9 septembre 2009
Le fossé continue de se creuser entre régions, où les médecins sont inégalement répartis. Des praticiens moins nombreux et vieillissants: l'Ordre s'inquiète de cet alarmant constat.
Des médecins moins nombreux et très inégalement répartis sur le territoire: c'est le sombre tableau de la démographie médicale qu'a dressé l'Ordre des médecins dans son Atlas 2009, publié hier.
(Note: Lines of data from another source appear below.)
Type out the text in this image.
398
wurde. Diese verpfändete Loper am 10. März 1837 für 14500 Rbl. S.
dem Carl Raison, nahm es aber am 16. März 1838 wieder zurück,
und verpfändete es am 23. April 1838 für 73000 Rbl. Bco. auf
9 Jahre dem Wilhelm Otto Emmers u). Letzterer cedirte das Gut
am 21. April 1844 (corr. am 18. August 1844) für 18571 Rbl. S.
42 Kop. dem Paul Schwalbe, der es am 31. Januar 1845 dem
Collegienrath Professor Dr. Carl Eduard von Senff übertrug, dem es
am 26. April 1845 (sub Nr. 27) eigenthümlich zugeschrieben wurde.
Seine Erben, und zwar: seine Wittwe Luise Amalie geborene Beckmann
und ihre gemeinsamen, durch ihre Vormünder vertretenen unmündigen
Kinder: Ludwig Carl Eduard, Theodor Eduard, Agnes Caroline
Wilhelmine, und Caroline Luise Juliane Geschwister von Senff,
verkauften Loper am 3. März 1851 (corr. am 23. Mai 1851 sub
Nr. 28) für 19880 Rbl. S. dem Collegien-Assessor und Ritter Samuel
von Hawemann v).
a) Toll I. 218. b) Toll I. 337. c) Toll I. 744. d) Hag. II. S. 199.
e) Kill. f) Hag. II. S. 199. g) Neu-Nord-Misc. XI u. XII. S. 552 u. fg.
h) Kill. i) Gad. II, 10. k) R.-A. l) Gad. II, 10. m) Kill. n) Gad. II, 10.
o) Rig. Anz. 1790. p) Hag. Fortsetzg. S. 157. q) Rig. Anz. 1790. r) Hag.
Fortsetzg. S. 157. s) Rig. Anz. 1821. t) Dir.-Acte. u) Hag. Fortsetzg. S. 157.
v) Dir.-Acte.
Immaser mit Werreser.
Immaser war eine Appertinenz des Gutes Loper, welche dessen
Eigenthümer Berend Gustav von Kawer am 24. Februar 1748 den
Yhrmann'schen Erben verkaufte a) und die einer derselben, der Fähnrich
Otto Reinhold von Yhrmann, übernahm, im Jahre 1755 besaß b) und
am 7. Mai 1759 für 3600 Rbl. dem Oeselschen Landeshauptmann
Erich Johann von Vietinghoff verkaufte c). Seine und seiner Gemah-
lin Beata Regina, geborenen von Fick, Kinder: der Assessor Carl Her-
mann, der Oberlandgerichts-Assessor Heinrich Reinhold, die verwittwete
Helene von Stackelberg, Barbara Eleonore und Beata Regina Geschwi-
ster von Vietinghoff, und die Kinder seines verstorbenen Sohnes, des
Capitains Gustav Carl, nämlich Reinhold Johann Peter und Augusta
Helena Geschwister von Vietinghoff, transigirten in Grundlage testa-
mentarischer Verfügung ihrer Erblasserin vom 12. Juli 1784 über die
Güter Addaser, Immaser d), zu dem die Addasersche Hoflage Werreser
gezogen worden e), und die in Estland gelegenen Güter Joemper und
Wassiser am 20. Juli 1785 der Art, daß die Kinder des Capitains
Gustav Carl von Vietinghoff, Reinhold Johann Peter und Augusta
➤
La Bretagne dans la moyenne
Au 1erjanvier 2009, la densité des médecins en activité en France métropolitaine s'est établie à 290,3 médecins pour 100.000 habitants contre 300,2 en 2008. Et le fossé continue de se creuser entre régions. La Picardie est parmi les moins bien loties, avec 238 médecins pour 100.000 habitants, tandis que Provence-Alpes-Côte-d'Azur (375) concentre toujours le plus de praticiens. La Bretagne, avec 306 médecins pour 100.000 habitants (activité totale), se situe dans la moyenne. Les médecins en activité «régulière», chiffre excluant les remplaçants, (199.736) «baissent pour la première fois, de 2%», souligne le président de l'Ordre, Michel Legmann, qui prévoit un «grave problème pour des spécialités en crise», comme la gynécologie. La première raison du déclin est connue: il s'agit du numerus clausus - le nombre d'étudiants admis en deuxième année de médecine - qui avait chuté de 8.500 en 1971 jusqu'à 3.500 au début des années 1990, avant d'être relevé progressivement. Mais «ce n'est que d'ici à douze ans que sortiront les médecins issus du numerus à 7.500», remarque l'Ordre, qui évoque parallèlement le vieillissement du corps médical, avec un âge moyen de 51 ans, et des départs à la retraite massifs ces prochaines années.
Les jeunes s'expatrient
L'augmentation des étudiants «ne résout rien», ajoute par ailleurs l'Ordre, qui s'inquiète de voir de nombreux jeunes s'écarter de la médecine de soins. «On en voit aussi de plus en plus aller exercer dans d'autres pays comme le Canada, où les conditions d'exercice sont meilleures», observe Michel Legmann. En France, «la médecine n'est plus attractive», juge-t-il et il déplore notamment les contraintes administratives et l'encadrement considéré de plus en plus strict de la médecine libérale par les pouvoirs publics. L'augmentation du nombre de «médecins remplaçants» (désormais 10.000) témoignerait aussi d'une réticence à s'installer. Pour l'Ordre, «les mesures d'incitation ou de coercition destinées à favoriser le retour des médecins dans les zones sous-dotées ne se révèlent pas efficaces». Quelque 20% des nouveaux inscrits sont par ailleurs étrangers, roumains pour 38%. Là encore, ils ne ne s'installent pas dans les zones déficitaires, mais en Ile-de-France et en région Paca.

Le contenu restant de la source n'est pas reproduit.